Russia fails to support Organization of Petroleum Exporting Countries

Nov. 23, 2001
Oil prices have again retreated below what London traders describe as the psychologically important $20 bbl mark as Russian surprised the market by announcing production cuts far below those expected by the Organization of Oil Exporting Countries (OPEC) in support of the cartel's planned output cuts.

By the OGJ Online Staff
LONDON, Nov. 23 -- Oil prices have again retreated below what London traders describe as "the psychologically important " $20/bbl mark, as Russian surprised the market by announcing production cuts far below those expected by the Organization of Oil Exporting Countries (OPEC) in support of the cartel's planned output cuts.

Brent North Sea crude for January delivery rallied $1.32 to $20.05/bbl shortly after Norway said it would cut output by 100,000-200,000 b/d, but now it has dropped to $18.91, and further falls are now being predicted with some trades already taking place at $18.60.

OPEC said officially that it would not proceed with its production cuts unless the group receives the full 500,000 b/d supply cut it has demanded from non-members.

Initial reports from Moscow indicated that cuts of around 100,000 b/d would be announced, three times more than had originally been offered and rejected as derisory by OPEC.

The decision by Russian producing companies now increases the likelihood of a further slump in prices while OPEC digests what it will inevitably interpret as a rejection of its call for cooperation from non-member exporters.

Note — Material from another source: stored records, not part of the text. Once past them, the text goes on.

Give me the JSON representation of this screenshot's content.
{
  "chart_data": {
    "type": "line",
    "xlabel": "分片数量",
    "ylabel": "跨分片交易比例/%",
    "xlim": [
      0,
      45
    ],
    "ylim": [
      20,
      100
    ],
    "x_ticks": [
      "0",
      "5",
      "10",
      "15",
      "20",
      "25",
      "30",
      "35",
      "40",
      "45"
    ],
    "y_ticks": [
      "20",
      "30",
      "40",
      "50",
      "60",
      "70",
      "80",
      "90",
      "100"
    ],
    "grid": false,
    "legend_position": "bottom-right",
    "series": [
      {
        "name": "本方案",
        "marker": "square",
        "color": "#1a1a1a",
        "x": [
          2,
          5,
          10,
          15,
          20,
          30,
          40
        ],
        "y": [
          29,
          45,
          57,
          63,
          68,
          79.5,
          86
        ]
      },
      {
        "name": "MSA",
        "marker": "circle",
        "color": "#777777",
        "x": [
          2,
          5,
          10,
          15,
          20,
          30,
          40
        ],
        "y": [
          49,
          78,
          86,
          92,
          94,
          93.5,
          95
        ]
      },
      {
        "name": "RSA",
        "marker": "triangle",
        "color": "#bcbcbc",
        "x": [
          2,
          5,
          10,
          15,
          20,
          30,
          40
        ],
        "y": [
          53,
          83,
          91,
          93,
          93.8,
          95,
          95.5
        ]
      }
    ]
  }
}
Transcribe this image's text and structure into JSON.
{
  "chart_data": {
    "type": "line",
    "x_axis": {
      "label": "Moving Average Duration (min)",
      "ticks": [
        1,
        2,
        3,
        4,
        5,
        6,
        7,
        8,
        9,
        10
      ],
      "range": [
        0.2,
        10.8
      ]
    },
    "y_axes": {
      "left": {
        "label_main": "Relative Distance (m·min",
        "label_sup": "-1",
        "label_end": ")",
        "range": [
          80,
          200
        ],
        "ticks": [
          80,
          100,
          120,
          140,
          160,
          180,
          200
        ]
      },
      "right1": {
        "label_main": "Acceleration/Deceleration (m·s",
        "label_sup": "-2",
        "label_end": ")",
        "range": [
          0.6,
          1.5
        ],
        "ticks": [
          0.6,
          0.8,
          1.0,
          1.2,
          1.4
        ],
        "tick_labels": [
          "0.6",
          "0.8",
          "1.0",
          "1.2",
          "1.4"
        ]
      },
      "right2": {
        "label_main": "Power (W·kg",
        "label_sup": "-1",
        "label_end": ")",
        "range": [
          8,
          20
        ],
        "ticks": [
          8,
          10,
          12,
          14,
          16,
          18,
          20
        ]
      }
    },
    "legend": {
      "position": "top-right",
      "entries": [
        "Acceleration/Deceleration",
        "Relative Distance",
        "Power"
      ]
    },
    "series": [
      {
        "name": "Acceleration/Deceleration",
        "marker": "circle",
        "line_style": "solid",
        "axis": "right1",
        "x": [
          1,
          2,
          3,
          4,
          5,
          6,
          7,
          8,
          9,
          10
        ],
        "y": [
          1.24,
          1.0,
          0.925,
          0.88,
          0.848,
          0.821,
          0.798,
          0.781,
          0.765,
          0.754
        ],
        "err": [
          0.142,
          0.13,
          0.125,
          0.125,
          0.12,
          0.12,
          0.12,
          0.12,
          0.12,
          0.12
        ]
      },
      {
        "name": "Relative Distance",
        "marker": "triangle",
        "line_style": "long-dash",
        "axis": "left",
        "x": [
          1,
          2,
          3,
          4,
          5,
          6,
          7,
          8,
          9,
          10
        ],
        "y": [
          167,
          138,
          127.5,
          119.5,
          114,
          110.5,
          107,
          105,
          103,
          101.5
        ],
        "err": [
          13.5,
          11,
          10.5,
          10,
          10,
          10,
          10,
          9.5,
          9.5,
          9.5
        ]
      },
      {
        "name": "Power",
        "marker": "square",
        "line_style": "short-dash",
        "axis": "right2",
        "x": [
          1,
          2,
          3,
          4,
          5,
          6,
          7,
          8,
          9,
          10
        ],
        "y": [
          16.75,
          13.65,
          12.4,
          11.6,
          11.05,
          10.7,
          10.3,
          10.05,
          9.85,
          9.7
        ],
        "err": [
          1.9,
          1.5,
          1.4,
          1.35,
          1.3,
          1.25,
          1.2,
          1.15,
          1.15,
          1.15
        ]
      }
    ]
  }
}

The Russian prime minister, Mikhail Kasyanov, met the leading Russian producing oil companies to discuss a decrease in output or export cuts today. Russia previously said it would curtail production by 30,000 b/d, an offer dismissed as derisory by OPEC. The cartel, in turn, threatened to flood the market with cheap oil in a move that would hurt all producers.

It had been expected that at today's meeting Russia would voice concern about the effect on its own economy of a price war and was expected to announce a reduction of around 100,000 b/d.

Taking part in today's meeting were all Russia's major oil producers, OAO Lukoil, OAO Yukos Oil Co., Rosnett Oil Co., Surgutneftegaz Co., OAO Sibneft, and Tyumen Oil Co.

However, the official announcement, when it came, was that cuts would only be in the region of 50,000 b/d, equal to 10 min of Russia's total daily output.

Leonid Fedun, Vice-Pres. of Lukoil said that the government and companies plan to draft an agreement on the cuts by Dec. 10 and they will come into effect in 2002. He said that Lukoil faced a difficulty in closing down Siberian production as cutting flows increased flooding in the reservoirs involved.

The fact that none of Russia's top six producers is state-owned makes it more difficult for the government to control their output, even though it has some leverage over their exports through the state-owned Transneft pipeline network. Neverthless, with Russian output running at 7 million b/d, cuts of such a small size would be difficult to monitor.

The companies had said before today's meeting they would obey any government order for cuts.

OPEC had asked Russia to cut by as much as 300,000 b/d. Otherwise, OPEC said it won't pursue its own reductions, threatening to start a price war.

Russia's deputy prime minister, Viktor Khristenko, has dropped broad hints this week that Russia is ready to take such action and several oil companies have also said reductions could be made.

Reports within Russia suggested that the expected increased export cuts by Russia were to be described as "due to technical factors," associated with meeting increased winter domestic demand, rather than being described as direct support for OPEC.

Earlier this month, OPEC said it would cut production by 1.5 millionb/d, but only if non-OPEC countries cut production by 500,000 b/d. OPEC has already reduced production by 3.5 million b/d this year to try and meet oil price targets of $22-28, but analysts consider a target of $20-25 more realistic in the current economic conditions.

Mexico has already offered a reduction of 100,000 b/d and Norway on Thursday said it was ready to cut by between 100,000 and 200,000 b/d.

One effect of lower prices is that oil-consuming countries are seeing lower transport costs for the crude they buy.

London tanker broker Galbraiths said in its latest monthly report on the outlook for the tanker market that it is seeing tanker charter rates lower than at any time since 1993-94 for Arabian Gulf loadings.

The report says, "Rates tell a sad story of limited new business and zero confidence."

The cost of transporting oil to the US has fallen to $1/bbl, and to half of that to the Asian market. This means that since mid-September the US oil transport bill has fallen by around $3.5 million/day for delivery from the Arabian ports.